The Wood Brothers - Paradise
As the "Singing To Strangers" get started on the Wood Brothers' new Paradise album, you know the trio has taken their sound to new levels. The electric bass is a new addition to the sound, giving their wistful, angsty vocals something to push against. They sing of misunderstood musicians playing who don't feel right, heck, can't find peace, until they are singing to strangers. As with the muse, you can't hardly believe this is a trio. The sound is so full. There's always an interesting lick or an unusual brush or quirky lyric coming through the speakers. You want to somehow listen to it in slow motion just to drink in all the complexity of the sound. But Paradise is not some sort of heavy-handed jazz album full of showing off. It's intended to be enjoyed, even danced to from front to back. "American Heartache" is probably the most dramatic track on the album, capturing the paradox of never being satisfied w/ modern life.
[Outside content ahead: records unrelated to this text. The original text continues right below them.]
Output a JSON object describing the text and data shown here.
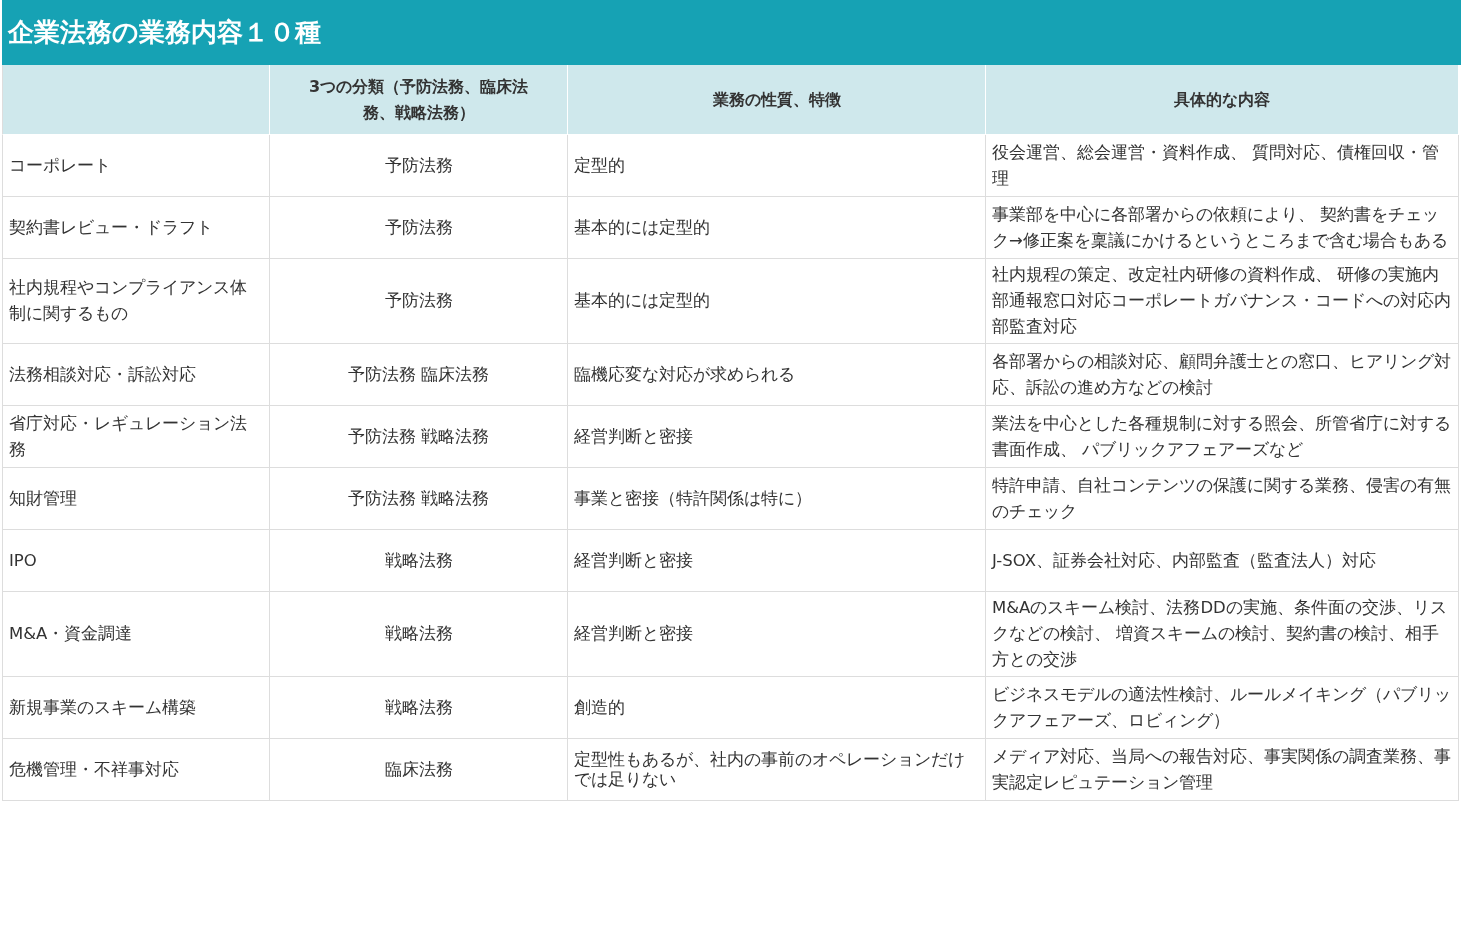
{
  "title": "企業法務の業務内容１０種",
  "table": {
    "columns": [
      "",
      "3つの分類（予防法務、臨床法務、戦略法務）",
      "業務の性質、特徴",
      "具体的な内容"
    ],
    "rows": [
      [
        "コーポレート",
        "予防法務",
        "定型的",
        "役会運営、総会運営・資料作成、 質問対応、債権回収・管理"
      ],
      [
        "契約書レビュー・ドラフト",
        "予防法務",
        "基本的には定型的",
        "事業部を中心に各部署からの依頼により、 契約書をチェック→修正案を稟議にかけるというところまで含む場合もある"
      ],
      [
        "社内規程やコンプライアンス体制に関するもの",
        "予防法務",
        "基本的には定型的",
        "社内規程の策定、改定社内研修の資料作成、 研修の実施内部通報窓口対応コーポレートガバナンス・コードへの対応内部監査対応"
      ],
      [
        "法務相談対応・訴訟対応",
        "予防法務 臨床法務",
        "臨機応変な対応が求められる",
        "各部署からの相談対応、顧問弁護士との窓口、ヒアリング対応、訴訟の進め方などの検討"
      ],
      [
        "省庁対応・レギュレーション法務",
        "予防法務 戦略法務",
        "経営判断と密接",
        "業法を中心とした各種規制に対する照会、所管省庁に対する書面作成、 パブリックアフェアーズなど"
      ],
      [
        "知財管理",
        "予防法務 戦略法務",
        "事業と密接（特許関係は特に）",
        "特許申請、自社コンテンツの保護に関する業務、侵害の有無のチェック"
      ],
      [
        "IPO",
        "戦略法務",
        "経営判断と密接",
        "J-SOX、証券会社対応、内部監査（監査法人）対応"
      ],
      [
        "M&A・資金調達",
        "戦略法務",
        "経営判断と密接",
        "M&Aのスキーム検討、法務DDの実施、条件面の交渉、リスクなどの検討、 増資スキームの検討、契約書の検討、相手方との交渉"
      ],
      [
        "新規事業のスキーム構築",
        "戦略法務",
        "創造的",
        "ビジネスモデルの適法性検討、ルールメイキング（パブリックアフェアーズ、ロビィング）"
      ],
      [
        "危機管理・不祥事対応",
        "臨床法務",
        "定型性もあるが、社内の事前のオペレーションだけでは足りない",
        "メディア対応、当局への報告対応、事実関係の調査業務、事実認定レピュテーション管理"
      ]
    ]
  }
}
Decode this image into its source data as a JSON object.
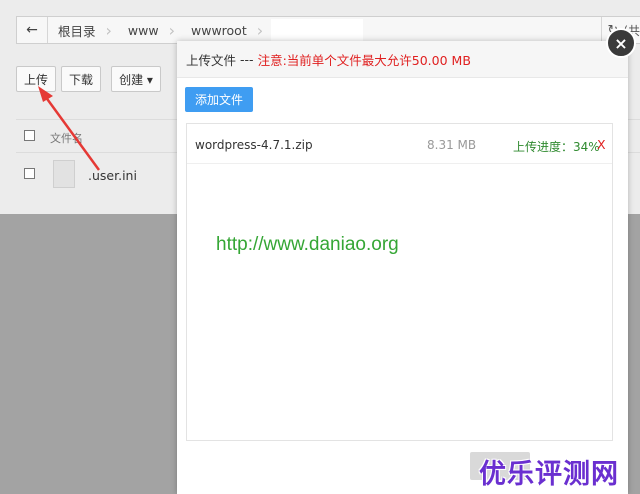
{
  "breadcrumb": {
    "back_icon": "←",
    "items": [
      "根目录",
      "www",
      "wwwroot"
    ],
    "refresh_icon": "↻",
    "overflow_text": "(共"
  },
  "toolbar": {
    "upload_label": "上传",
    "download_label": "下载",
    "create_label": "创建 ▾"
  },
  "table": {
    "header_label": "文件名",
    "rows": [
      {
        "name": ".user.ini"
      }
    ]
  },
  "modal": {
    "title": "上传文件",
    "separator": "---",
    "notice": "注意:当前单个文件最大允许50.00 MB",
    "add_button_label": "添加文件",
    "close_icon": "×",
    "uploads": [
      {
        "name": "wordpress-4.7.1.zip",
        "size": "8.31 MB",
        "progress_text": "上传进度：34%",
        "remove_label": "X"
      }
    ]
  },
  "watermark": {
    "url": "http://www.daniao.org",
    "brand": "优乐评测网"
  },
  "colors": {
    "notice": "#e02020",
    "primary_button": "#3f9df2",
    "progress": "#2f8a2f",
    "annotation_arrow": "#e53935",
    "watermark_url": "#35a635",
    "watermark_brand": "#6a2fd0"
  }
}
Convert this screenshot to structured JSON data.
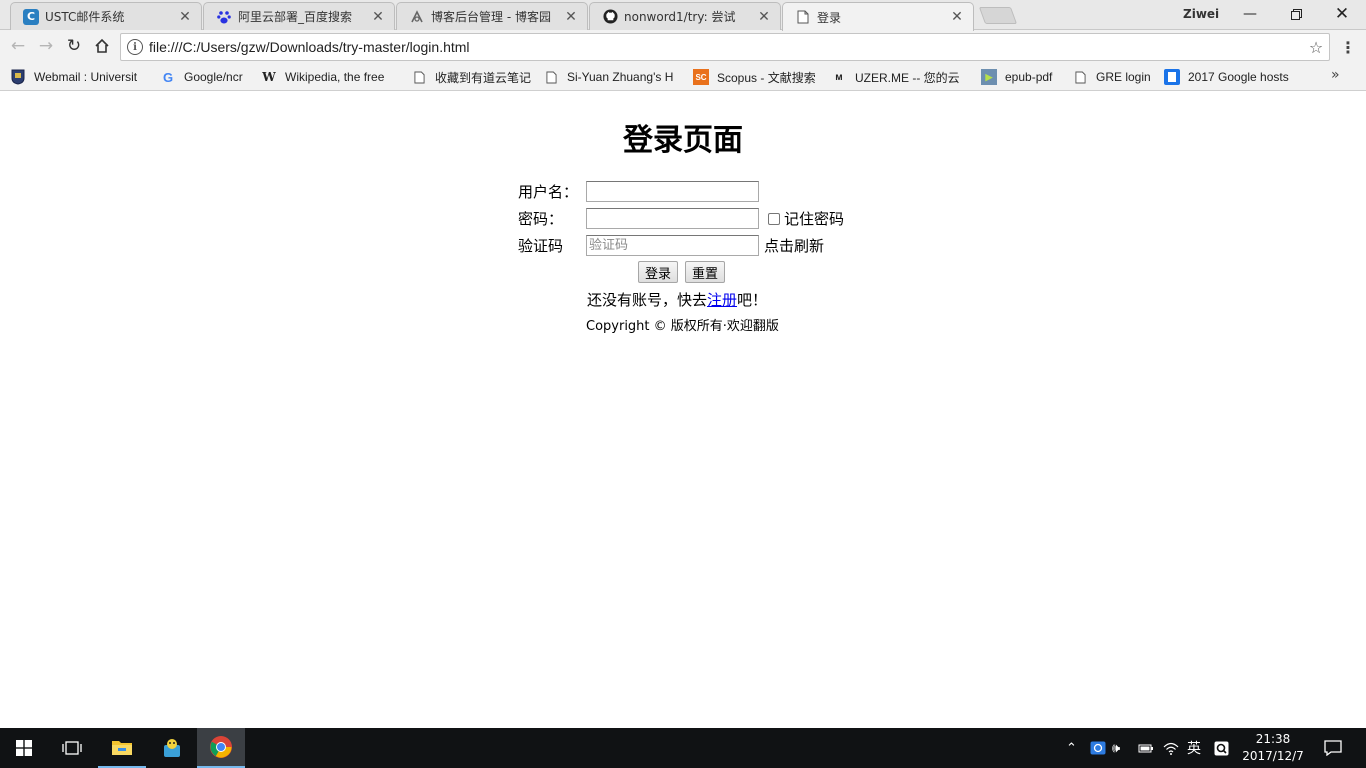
{
  "tabs": [
    {
      "title": "USTC邮件系统",
      "icon": "ustc-mail-icon",
      "active": false
    },
    {
      "title": "阿里云部署_百度搜索",
      "icon": "baidu-paw-icon",
      "active": false
    },
    {
      "title": "博客后台管理 - 博客园",
      "icon": "cnblogs-icon",
      "active": false
    },
    {
      "title": "nonword1/try: 尝试",
      "icon": "github-icon",
      "active": false
    },
    {
      "title": "登录",
      "icon": "page-icon",
      "active": true
    }
  ],
  "profile": {
    "name": "Ziwei"
  },
  "address_bar": {
    "url": "file:///C:/Users/gzw/Downloads/try-master/login.html"
  },
  "bookmarks": [
    {
      "label": "Webmail : Universit",
      "icon": "university-crest-icon"
    },
    {
      "label": "Google/ncr",
      "icon": "google-icon"
    },
    {
      "label": "Wikipedia, the free",
      "icon": "wikipedia-icon"
    },
    {
      "label": "收藏到有道云笔记",
      "icon": "page-icon"
    },
    {
      "label": "Si-Yuan Zhuang's H",
      "icon": "page-icon"
    },
    {
      "label": "Scopus - 文献搜索",
      "icon": "scopus-icon"
    },
    {
      "label": "UZER.ME -- 您的云",
      "icon": "uzer-icon"
    },
    {
      "label": "epub-pdf",
      "icon": "epub-icon"
    },
    {
      "label": "GRE login",
      "icon": "page-icon"
    },
    {
      "label": "2017 Google hosts",
      "icon": "bookmark-blue-icon"
    }
  ],
  "login": {
    "title": "登录页面",
    "username_label": "用户名：",
    "password_label": "密码：",
    "captcha_label": "验证码",
    "captcha_placeholder": "验证码",
    "remember_label": "记住密码",
    "refresh_label": "点击刷新",
    "login_button": "登录",
    "reset_button": "重置",
    "register_prefix": "还没有账号，快去",
    "register_link": "注册",
    "register_suffix": "吧！",
    "copyright": "Copyright © 版权所有·欢迎翻版"
  },
  "taskbar": {
    "time": "21:38",
    "date": "2017/12/7",
    "ime": "英"
  }
}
But the more-or-less title track has to be "Snake Eyes" which has a old-fashioned tent revival meeting feel to it. It's counter-balanced with the song "Without Desire" which has a latin-rhythm feel to it that paints a more positive picture of the never-ending desires.
I'm adding "Singing To Strangers," "American Heartache," "Snake Eyes," "Heartbreak Lullaby," and "Without Desire" to rotation.